Brown, from Ashland City, Tennessee, graduated in 2017 and is an AmeriCorps architectural fellow in Lakeside, Montana, where he is part of a team assisting in the design and overseeing construction of a community center. His achievements include being Auburn’s first recipient of the Aydelott Travel Award and Prize, for which he traveled to Chile, Sri Lanka, Germany and Spain and participated in low-income housing design and construction. He also traveled to Turkey where he studied interior architecture at Istanbul Technical University, and to New Zealand as an exchange student at Unitec Institute of Technology where he studied utopian societies and affordable housing.

He served as a Freedom by Design team leader in Birmingham and he participated in two semesters as an intern in Auburn’s Rural Studio, followed by an internship with Urban Studio. He was a photographer for the Glomerata, Auburn’s yearbook, a photojournalist and facilities council member with the Student Government Association, an ambassador for the College of Architecture, Design and Construction and a mentor with ACE, the Architecture, Construction, Engineering Mentor Program of America.

“It was a pleasure working with Mina and Josiah throughout the lengthy application process,” said Paul Harris, professor and chair of Auburn’s Department of Political Science. “They share a vision for life, what they intend to accomplish and how they want to make a positive difference in the lives of others. Our Auburn Family can take a great deal of pride in the young scholar-leaders they have become.”

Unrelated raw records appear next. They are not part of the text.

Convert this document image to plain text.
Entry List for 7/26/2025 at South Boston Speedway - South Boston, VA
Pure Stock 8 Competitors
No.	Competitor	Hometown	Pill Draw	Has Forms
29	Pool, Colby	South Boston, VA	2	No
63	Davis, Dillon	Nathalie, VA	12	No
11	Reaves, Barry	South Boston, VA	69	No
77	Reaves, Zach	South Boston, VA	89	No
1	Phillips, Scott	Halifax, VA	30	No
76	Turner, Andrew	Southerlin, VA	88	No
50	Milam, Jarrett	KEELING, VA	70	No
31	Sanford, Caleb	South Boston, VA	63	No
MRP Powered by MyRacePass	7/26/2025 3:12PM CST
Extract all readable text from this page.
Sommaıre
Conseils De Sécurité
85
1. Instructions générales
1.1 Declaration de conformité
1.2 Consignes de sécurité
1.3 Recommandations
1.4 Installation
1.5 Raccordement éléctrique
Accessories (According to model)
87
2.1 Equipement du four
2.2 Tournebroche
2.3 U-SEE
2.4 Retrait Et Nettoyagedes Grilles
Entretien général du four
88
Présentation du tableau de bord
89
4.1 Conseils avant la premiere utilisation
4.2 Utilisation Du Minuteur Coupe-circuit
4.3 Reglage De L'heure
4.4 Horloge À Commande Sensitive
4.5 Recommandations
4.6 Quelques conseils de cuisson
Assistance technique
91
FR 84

The Gates Cambridge Scholarship was established in 2000 by a donation of $210 million from the Bill and Melinda Gates Foundation to the University of Cambridge. Scholarships are awarded to outstanding applicants from countries outside the UK to pursue a full-time postgraduate degree in any subject available at the University of Cambridge. The selection criteria include outstanding intellectual ability, leadership potential and a commitment to improving the lives of others.

Auburn has had three Gates-Cambridge Scholars since the program’s inception: Cyndee Carver-DeKlotz in 2002, David Harris in 2011 and Paul Bergen in 2013.